Я убираю фото, пресекая подобные мысли, и возвращаюсь к бумагам. Психиатрическая больница, в которой она находится сейчас, держит ее на препаратах. Если моя информация верна, она может прекратить принимать их на свое усмотрение. Учитывая, что я сам отказался от препаратов, то нет необходимости заставлять ее продолжать пить таблетки. Но первые 72 часа после окончания приема станут адом. Именно столько времени потребуется, чтобы организм очистил себя от дряни, которой ее пичкают. После этого нужно быть еще более осторожным. Она быстро сломается, и я должен буду находиться рядом, чтобы поймать ее, расшевелить, и снова поставить на ноги. Черт, неправильно. Но я не могу исключить эту часть. Удовлетворение, которое я получаю, возвращая им их силу, имеет две причины. Во — первых, я наслаждаюсь красивым сражением. Во — вторых, это показывает мне, с чем я сталкиваюсь.

Вместе с медицинскими записями я нахожу свидетельство о рождении, свидетельство о браке, и карту социального страхования. Последнее, что я нахожу, это список агентств, которым она предложила продать свой дом. Меня притягивают фотографии дома, и я начинаю просматривать каждую.

Двухэтажное поместье выглядит изумительно. Стены увешаны семейными фотографиями. По центру большой гостиной деревянный стол, который не раз играл роль центра досуга в семье. Комната маленькой девочки, отделана в розовых и светло — зеленых тонах. Родительская спальня с белыми стенами и красно — золотым одеялом на кровати. Множество подушек у изголовья с маленькими кисточками по краям. Огромная картина пары ангелов наполнена оттенками и цветами, которые идеально дополняют комнату.
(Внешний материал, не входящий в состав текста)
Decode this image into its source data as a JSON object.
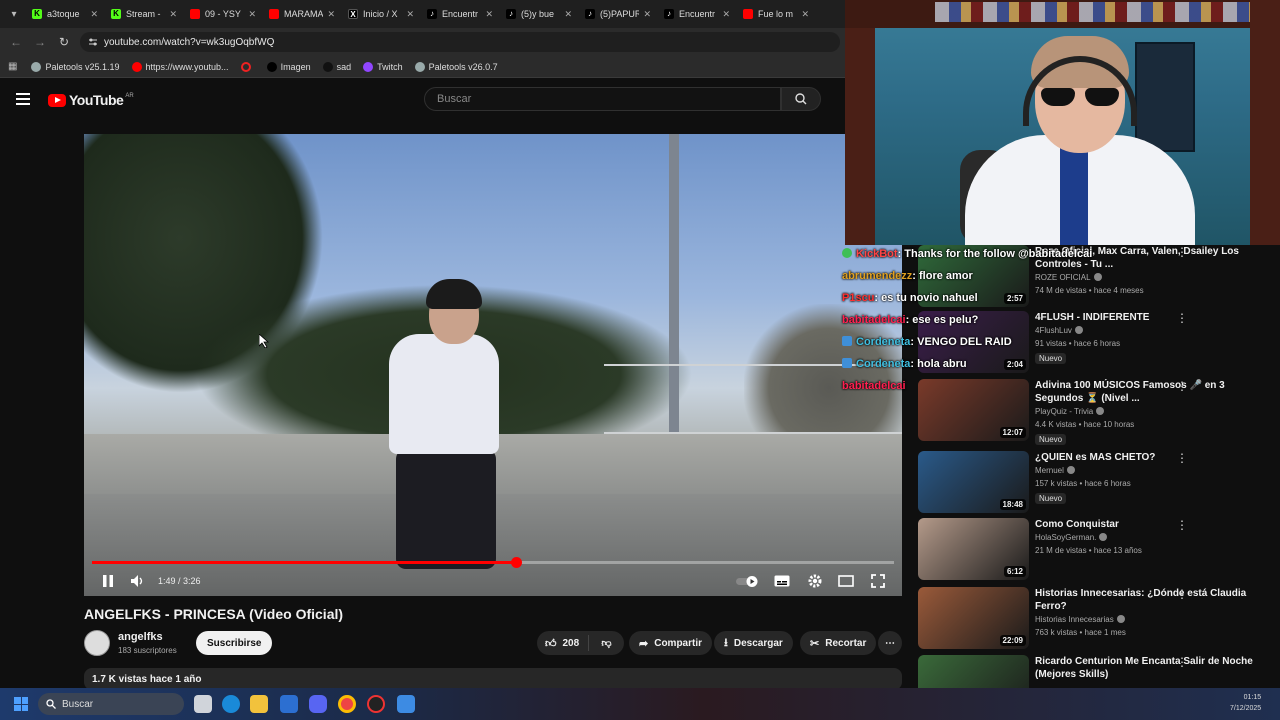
{
  "browser": {
    "tabs": [
      {
        "label": "a3toque",
        "icon": "kick"
      },
      {
        "label": "Stream -",
        "icon": "kick"
      },
      {
        "label": "09 - YSY",
        "icon": "yt"
      },
      {
        "label": "MARAMA",
        "icon": "yt"
      },
      {
        "label": "Inicio / X",
        "icon": "x"
      },
      {
        "label": "Encuentr",
        "icon": "tiktok"
      },
      {
        "label": "(5)y bue",
        "icon": "tiktok"
      },
      {
        "label": "(5)PAPUR",
        "icon": "tiktok"
      },
      {
        "label": "Encuentr",
        "icon": "tiktok"
      },
      {
        "label": "Fue lo m",
        "icon": "yt"
      }
    ],
    "url": "youtube.com/watch?v=wk3ugOqbfWQ",
    "bookmarks": [
      {
        "label": "Paletools v25.1.19",
        "icon": "paletools-icon"
      },
      {
        "label": "https://www.youtub...",
        "icon": "youtube-icon"
      },
      {
        "label": "",
        "icon": "red-ring-icon"
      },
      {
        "label": "Imagen",
        "icon": "x-icon"
      },
      {
        "label": "sad",
        "icon": "tiktok-icon"
      },
      {
        "label": "Twitch",
        "icon": "twitch-icon"
      },
      {
        "label": "Paletools v26.0.7",
        "icon": "paletools-icon"
      }
    ]
  },
  "youtube": {
    "logo_text": "YouTube",
    "country": "AR",
    "search_placeholder": "Buscar",
    "player": {
      "time": "1:49 / 3:26",
      "progress": 0.529
    },
    "video_title": "ANGELFKS - PRINCESA (Video Oficial)",
    "channel": {
      "name": "angelfks",
      "subs": "183 suscriptores",
      "subscribe_label": "Suscribirse"
    },
    "actions": {
      "likes": "208",
      "share": "Compartir",
      "download": "Descargar",
      "clip": "Recortar"
    },
    "description": "1.7 K vistas  hace 1 año"
  },
  "chat": [
    {
      "user": "KickBot",
      "user_color": "#ff4545",
      "message": ": Thanks for the follow @babitadelcai",
      "badge": "mod"
    },
    {
      "user": "abrumendezz",
      "user_color": "#e0a020",
      "message": ": flore amor",
      "badge": ""
    },
    {
      "user": "P1scu",
      "user_color": "#ff3030",
      "message": ": es tu novio nahuel",
      "badge": ""
    },
    {
      "user": "babitadelcai",
      "user_color": "#ff2050",
      "message": ": ese es pelu?",
      "badge": ""
    },
    {
      "user": "Cordeneta",
      "user_color": "#3fbfe0",
      "message": ": VENGO DEL RAID",
      "badge": "sub"
    },
    {
      "user": "Cordeneta",
      "user_color": "#3fbfe0",
      "message": ": hola abru",
      "badge": "sub"
    },
    {
      "user": "babitadelcai",
      "user_color": "#ff2050",
      "message": "",
      "badge": ""
    }
  ],
  "recommendations": [
    {
      "title": "Roze Oficial, Max Carra, Valen, Dsailey Los Controles - Tu ...",
      "channel": "ROZE OFICIAL",
      "meta": "74 M de vistas • hace 4 meses",
      "duration": "2:57",
      "new": "",
      "thumb": "#2f6a3a"
    },
    {
      "title": "4FLUSH - INDIFERENTE",
      "channel": "4FlushLuv",
      "meta": "91 vistas • hace 6 horas",
      "duration": "2:04",
      "new": "Nuevo",
      "thumb": "#3a1d4a"
    },
    {
      "title": "Adivina 100 MÚSICOS Famosos 🎤 en 3 Segundos ⏳ (Nivel ...",
      "channel": "PlayQuiz - Trivia",
      "meta": "4.4 K vistas • hace 10 horas",
      "duration": "12:07",
      "new": "Nuevo",
      "thumb": "#7a3a2a"
    },
    {
      "title": "¿QUIEN es MAS CHETO?",
      "channel": "Mernuel",
      "meta": "157 k vistas • hace 6 horas",
      "duration": "18:48",
      "new": "Nuevo",
      "thumb": "#2a5a8a"
    },
    {
      "title": "Como Conquistar",
      "channel": "HolaSoyGerman.",
      "meta": "21 M de vistas • hace 13 años",
      "duration": "6:12",
      "new": "",
      "thumb": "#b49a8a"
    },
    {
      "title": "Historias Innecesarias: ¿Dónde está Claudia Ferro?",
      "channel": "Historias Innecesarias",
      "meta": "763 k vistas • hace 1 mes",
      "duration": "22:09",
      "new": "",
      "thumb": "#9a5a3a"
    },
    {
      "title": "Ricardo Centurion Me Encanta Salir de Noche (Mejores Skills)",
      "channel": "",
      "meta": "",
      "duration": "",
      "new": "",
      "thumb": "#3a6a3a"
    }
  ],
  "taskbar": {
    "search_placeholder": "Buscar",
    "clock_time": "01:15",
    "clock_date": "7/12/2025"
  },
  "colors": {
    "accent_red": "#ff0000",
    "background": "#0f0f0f"
  }
}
Я разворачиваюсь на стуле, и тянусь к своему компьютеру. Найти список агентств не составляет никакого труда. Делая это, я сохраняю картинку ее спальни и отправляю Джейми.

"Мне нужна точно такая же кровать, тумбочки, стол, и картина на стене. Код — красный".

Я отправляю сообщение, и вытираю испарину с лица, которая успела образоваться на лбу. Не уверен от чего я так нервничаю, то ли от битвы, которая мне предстоит, то ли от того, что понимаю, насколько это может быть опасно. Диана не вернется в свою прежнюю комнату просто так, но это нужно сделать. Она может и дальше держаться за воспоминания о тех, кого любила, но она сбежала от всего, что может напомнить ей о них. Это не может продолжаться. Пока она не встретиться лицом к лицу с тем, от чего бежит, она никогда не исцелится. Это только начало — фитиль, который приведет к взрыву, если его поджечь.